Tel Aviv, other cities, announce pilot for Shabbat bus service

Hardline religious-Zionist org: This is a dangerous trend which is trying to eradicate any memory of Judaism.

A bus travels along Hayarkon Street, Tel Aviv (photo credit: BORIS BELENKIN)
A bus travels along Hayarkon Street, Tel Aviv
(photo credit: BORIS BELENKIN)
The Tel Aviv city council approved by a majority of 19 to 6 a public transportation service for  Shabbat that will cover the entire city, as well as other major cities in the central district.
The proposals were first announced last month and have now been formally approved by the municipal council.
Public transportation on Shabbat is largely prohibited throughout the country, with a few exceptions, but some municipalities have in recent years adopted public transportation services which differ from the legal definition, thus allowing them to bypass the restrictions.
On Tuesday night, the Tel Aviv-Jaffa Municipal Authority approved a NIS 1.5 million budget for the operation of an intercity minibus service involving seven separate lines, which would travel between, and through, Tel Aviv-Jaffa, Givatayim, Kiryat Ono, and Ramat Hasharon.
A spokesperson for the Tel Aviv-Jaffa municipality said the network would being operations “in the coming weeks.”
The participating municipalities said the service would initially be free, indicating that a permanent service may involve payment.
In order not to come under the legal definition of public transport it is essential that the service not collect money from passengers when they board the ride.

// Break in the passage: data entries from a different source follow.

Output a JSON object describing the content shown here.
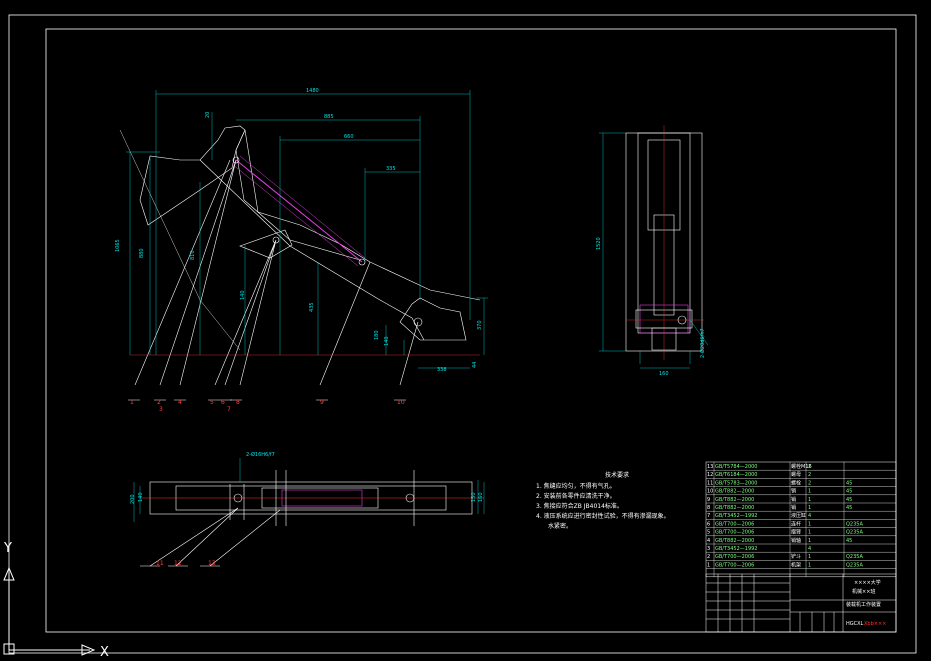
{
  "dimensions_top": {
    "d1480": "1480",
    "d885": "885",
    "d660": "660",
    "d335": "335",
    "d20": "20",
    "d1065": "1065",
    "d880": "880",
    "d810": "810",
    "d435": "435",
    "d140": "140",
    "d180": "180",
    "d370": "370",
    "d338": "338",
    "d44": "44",
    "d660b": "660",
    "d155": "155"
  },
  "dimensions_side": {
    "d1520": "1520",
    "d160": "160",
    "tol": "2-Ø20d6/h7"
  },
  "dimensions_bottom": {
    "d200": "200",
    "d140": "140",
    "d160": "160",
    "d150": "150",
    "tol": "2-Ø16H6/f7"
  },
  "part_labels_top": [
    "1",
    "2",
    "3",
    "4",
    "5",
    "6",
    "7",
    "8",
    "9",
    "10"
  ],
  "part_labels_bottom": [
    "11",
    "12",
    "13"
  ],
  "notes": {
    "title": "技术要求",
    "items": [
      "1. 焦缝应均匀，不得有气孔。",
      "2. 安装前各零件应清洗干净。",
      "3. 焦接应符合ZB JB4014标准。",
      "4. 液压系统应进行密封性试验，不得有渗漏现象。",
      "　　水紧密。"
    ]
  },
  "bom_rows": [
    {
      "no": "13",
      "code": "GB/T5784—2000",
      "name": "螺栓M16",
      "qty": "2",
      "mat": ""
    },
    {
      "no": "12",
      "code": "GB/T6184—2000",
      "name": "螺母",
      "qty": "2",
      "mat": ""
    },
    {
      "no": "11",
      "code": "GB/T5783—2000",
      "name": "螺栓",
      "qty": "2",
      "mat": "45"
    },
    {
      "no": "10",
      "code": "GB/T882—2000",
      "name": "销",
      "qty": "1",
      "mat": "45"
    },
    {
      "no": "9",
      "code": "GB/T882—2000",
      "name": "销",
      "qty": "1",
      "mat": "45"
    },
    {
      "no": "8",
      "code": "GB/T882—2000",
      "name": "销",
      "qty": "1",
      "mat": "45"
    },
    {
      "no": "7",
      "code": "GB/T3452—1992",
      "name": "液压缸",
      "qty": "4",
      "mat": ""
    },
    {
      "no": "6",
      "code": "GB/T700—2006",
      "name": "连杆",
      "qty": "1",
      "mat": "Q235A"
    },
    {
      "no": "5",
      "code": "GB/T700—2006",
      "name": "摆臂",
      "qty": "1",
      "mat": "Q235A"
    },
    {
      "no": "4",
      "code": "GB/T882—2000",
      "name": "销轴",
      "qty": "1",
      "mat": "45"
    },
    {
      "no": "3",
      "code": "GB/T3452—1992",
      "name": "",
      "qty": "4",
      "mat": ""
    },
    {
      "no": "2",
      "code": "GB/T700—2006",
      "name": "铲斗",
      "qty": "1",
      "mat": "Q235A"
    },
    {
      "no": "1",
      "code": "GB/T700—2006",
      "name": "机架",
      "qty": "1",
      "mat": "Q235A"
    }
  ],
  "title_block": {
    "school": "××××大学",
    "class": "机械××班",
    "drawing_name": "装载机工作装置",
    "drawing_no": "HGCXL",
    "drawing_no_red": "Xbb×××"
  },
  "ucs": {
    "y": "Y",
    "x": "X"
  },
  "colors": {
    "frame": "#ffffff",
    "dimension": "#00e5e5",
    "part": "#ffffff",
    "cylinder": "#e040e0",
    "label": "#ff4040",
    "center": "#ff3030",
    "bom_text": "#7cff7c",
    "yellow": "#ffff00"
  }
}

Even if payment is required in the future, there are ways of collecting money for the service which would still ensure that it is not defined as public transport. In Jerusalem, for example, the Shabus minibus service has a system whereby passengers pay an annual or quarterly fee instead of paying on the bus itself.
The cost for operating the new Gush Dan bus service annually would be NIS 12.5 million.
“The network of metropolitan transport joins the shuttle services of the Transportation Ministry, and the partnership initiatives which Tel Aviv-Jaffa operates, Otottal and Tal Ofen,” said Tel Aviv Mayor Ron Huldai announcing the upcoming transportation service. “Their goal is to provide a solution to the increasing demands of the public for the creation of mobility solutions for the entire week, and to create transportation alternatives which will help reduce the need for residents and visitors to have a private vehicle, and will reduce their usage. This will contribute to a reduction in the cost of living, will ease problems with transportation and parking [in the city] and provide mobility for weaker sections of the population who do not have private vehicles.”
Ultra-Orthodox MK Uri Maklev of the United Torah Judaism party denounced the initiative and called on Transportation Minister Bezalel Smotrich of the religious-Zionist Bayit Yehudi party to stymie the newly announced Shabbat transportation system.
“The day of rest is determined by the central government and not by local government, and it is forbidden to allow populist decisions of local governments to dictate the status quo in the country,” said Maklev.
The hard-line conservative religious-Zionist Hotam organization said the decision would “harm Shabbat in these cities,” and that the initiative was “part of a larger campaign over the Jewish identity of the state which demonstrates that the mayor of Tel Aviv is establishing a state within a state and is trying to undermine the foundations of the Jewish state.”
In a statement to the press, Hotam added that “This is a dangerous trend which is trying to eradicate any memory of Judaism.”
The Israel Be Free secularist organization said however that Huldai and the other mayors partnering in the new transportation system should be praised for their initiative.
“Those who think it is possible to return Israel to the medieval era has received today a reminder that they are a fringe group who will not stop progress in the State of Israel,” said Israel Be Free director Uri Keidar. “Public transport is a basic right, on Shabbat as on any other day, and soon in our days we will see the trains running and will bring Israel up to the standards appropriate for 2019.”